Foto: Direktur Utama BPR Kanti, Made Arya Amitaba, SE., MM.
Gianyar
Pemerintah telah menggelontorkan dana sebesar Rp200 triliun melalui lima bank milik negara untuk memperkuat likuiditas dan mempercepat perputaran ekonomi nasional. Dukungan dana jumbo ini diharapkan mampu mendorong pertumbuhan sektor usaha mikro, kecil, dan menengah (UMKM) yang selama ini menjadi tulang punggung perekonomian daerah.
Namun di balik optimisme tersebut, muncul kekhawatiran akan potensi terjadinya kanibalisasi debitur, terutama terhadap lembaga keuangan rakyat seperti Bank Perkreditan Rakyat (BPR). Kondisi ini pernah terjadi ketika program Kredit Usaha Rakyat (KUR) digenjot beberapa tahun lalu, di mana sejumlah bank umum membidik nasabah BPR sebagai debitur demi mempercepat penyaluran kredit. Situasi serupa dikhawatirkan kembali terulang jika penyaluran dana jumbo dilakukan tanpa perencanaan yang matang.

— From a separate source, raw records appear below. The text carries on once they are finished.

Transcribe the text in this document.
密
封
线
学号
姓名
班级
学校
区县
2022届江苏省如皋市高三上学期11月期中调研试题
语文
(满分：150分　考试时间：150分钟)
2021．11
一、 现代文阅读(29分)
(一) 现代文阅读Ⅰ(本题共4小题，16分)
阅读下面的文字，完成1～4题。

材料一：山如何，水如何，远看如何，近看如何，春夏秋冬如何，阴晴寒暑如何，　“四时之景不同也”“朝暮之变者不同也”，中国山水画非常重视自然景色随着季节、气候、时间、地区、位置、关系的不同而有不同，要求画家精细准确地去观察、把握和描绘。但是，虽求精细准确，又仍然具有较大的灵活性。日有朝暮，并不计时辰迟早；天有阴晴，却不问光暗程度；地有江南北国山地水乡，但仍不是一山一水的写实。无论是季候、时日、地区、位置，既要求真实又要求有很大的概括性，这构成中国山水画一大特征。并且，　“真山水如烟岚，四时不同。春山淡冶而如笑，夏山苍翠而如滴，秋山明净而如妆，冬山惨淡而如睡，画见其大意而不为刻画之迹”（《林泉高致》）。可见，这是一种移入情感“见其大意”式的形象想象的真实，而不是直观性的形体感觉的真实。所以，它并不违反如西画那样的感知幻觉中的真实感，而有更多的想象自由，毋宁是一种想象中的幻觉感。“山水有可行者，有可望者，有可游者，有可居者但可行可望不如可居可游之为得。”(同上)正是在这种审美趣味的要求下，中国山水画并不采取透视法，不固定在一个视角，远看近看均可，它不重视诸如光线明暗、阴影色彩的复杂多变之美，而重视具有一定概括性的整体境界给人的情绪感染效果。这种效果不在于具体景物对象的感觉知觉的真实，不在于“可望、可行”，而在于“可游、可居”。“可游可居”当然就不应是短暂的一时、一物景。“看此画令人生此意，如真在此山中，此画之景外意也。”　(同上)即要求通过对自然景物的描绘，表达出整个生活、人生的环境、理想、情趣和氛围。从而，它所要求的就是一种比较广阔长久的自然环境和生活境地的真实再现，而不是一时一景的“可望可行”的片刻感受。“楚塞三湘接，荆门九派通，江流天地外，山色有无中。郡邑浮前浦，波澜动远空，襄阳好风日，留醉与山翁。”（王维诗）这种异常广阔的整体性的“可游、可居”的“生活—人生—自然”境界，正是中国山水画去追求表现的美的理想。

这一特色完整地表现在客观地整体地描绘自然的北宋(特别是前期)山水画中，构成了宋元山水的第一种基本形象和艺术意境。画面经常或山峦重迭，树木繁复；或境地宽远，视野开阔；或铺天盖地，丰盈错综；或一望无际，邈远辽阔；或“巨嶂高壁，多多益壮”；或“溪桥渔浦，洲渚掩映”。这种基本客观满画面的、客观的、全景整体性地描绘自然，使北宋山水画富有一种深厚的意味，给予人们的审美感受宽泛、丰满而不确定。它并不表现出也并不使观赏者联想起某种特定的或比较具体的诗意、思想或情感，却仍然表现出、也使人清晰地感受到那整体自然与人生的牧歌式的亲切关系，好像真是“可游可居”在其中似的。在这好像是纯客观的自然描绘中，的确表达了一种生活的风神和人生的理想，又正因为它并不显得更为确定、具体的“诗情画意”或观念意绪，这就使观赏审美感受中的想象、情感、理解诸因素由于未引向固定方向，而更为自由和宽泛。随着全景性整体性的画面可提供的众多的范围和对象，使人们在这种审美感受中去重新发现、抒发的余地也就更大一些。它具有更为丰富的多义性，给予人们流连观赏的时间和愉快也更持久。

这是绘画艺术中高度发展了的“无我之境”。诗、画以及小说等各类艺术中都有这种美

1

Direktur Utama BPR Kanti, Made Arya Amitaba, SE., MM., menegaskan bahwa penyaluran dana harus dilakukan dengan pendekatan yang terukur dan menyeluruh.
“Sebagai community bank, BPR berada langsung di tengah masyarakat dan berfungsi membantu UMKM agar tidak terjerat rentenir. Jika praktik kanibalisasi debitur terjadi, maka bukan hanya BPR yang terancam, tetapi juga keberlangsungan UMKM yang selama ini terbantu dengan akses pembiayaan dari lembaga keuangan rakyat,” ujarnya.
Ia menilai kebijakan pemerintah melalui Kementerian Keuangan tersebut memiliki arah yang baik karena mampu menggairahkan perekonomian daerah. BPR, kata dia, menyambut positif langkah ini karena dapat memperkuat daya saing UMKM dan mendorong pertumbuhan ekonomi dari akar rumput. Namun, agar kebijakan tersebut berjalan efektif, pemerintah perlu memastikan mekanisme penyaluran dana berlangsung secara holistik dan simultan, bukan sekadar mengejar target percepatan penyaluran.
Menurut Arya Amitaba, tantangan terbesar kini adalah memastikan Rp200 triliun tersebut benar-benar tersalurkan ke sektor riil secara cepat dan tepat sasaran. Jika tidak, dana yang telah disalurkan justru bisa menjadi beban bagi bank-bank umum akibat kewajiban bunga dari dana yang belum berputar. Di sinilah, menurutnya, BPR memiliki peran strategis sebagai jembatan antara bank umum dan UMKM, karena memiliki kedekatan sosial dan jaringan langsung di tingkat masyarakat.
“Sejak awal berdirinya berdasarkan Pak 288, BPR didirikan sebagai community bank yang hadir di tengah masyarakat, khususnya untuk membantu UMKM agar tidak terjerat rentenir. Karena itu, dana pemerintah ini harus benar-benar sampai ke masyarakat agar perekonomian berputar lebih cepat dan positif,” jelasnya.
Lebih jauh, Arya Amitaba mengingatkan bahwa kerja sama antara bank umum dan BPR bukan hal baru. Ia mencontohkan pengalaman pada periode 2006–2010, ketika Bank Indonesia mewajibkan bank umum menyalurkan 20% portofolio kreditnya kepada UMKM. Saat itu, melalui pembentukan Pokja Linkage yang melibatkan Bank Indonesia, bank umum, dan BPR, penyaluran kredit berhasil dilakukan dengan efektif.
“Program tersebut terbukti berjalan baik. Jadi sekarang tinggal melanjutkan pola yang sama agar dana Rp200 triliun dari pemerintah benar-benar sampai ke masyarakat UMKM melalui peran BPR,” ujarnya menegaskan.
Kolaborasi antara bank umum dan BPR diharapkan mampu mencegah tumpang tindih penyaluran kredit serta menghindari praktik kanibalisasi debitur. Dengan demikian, kebijakan pemerintah ini tidak hanya mempercepat perputaran uang, tetapi juga memperkuat fondasi ekonomi rakyat dari bawah secara berkelanjutan.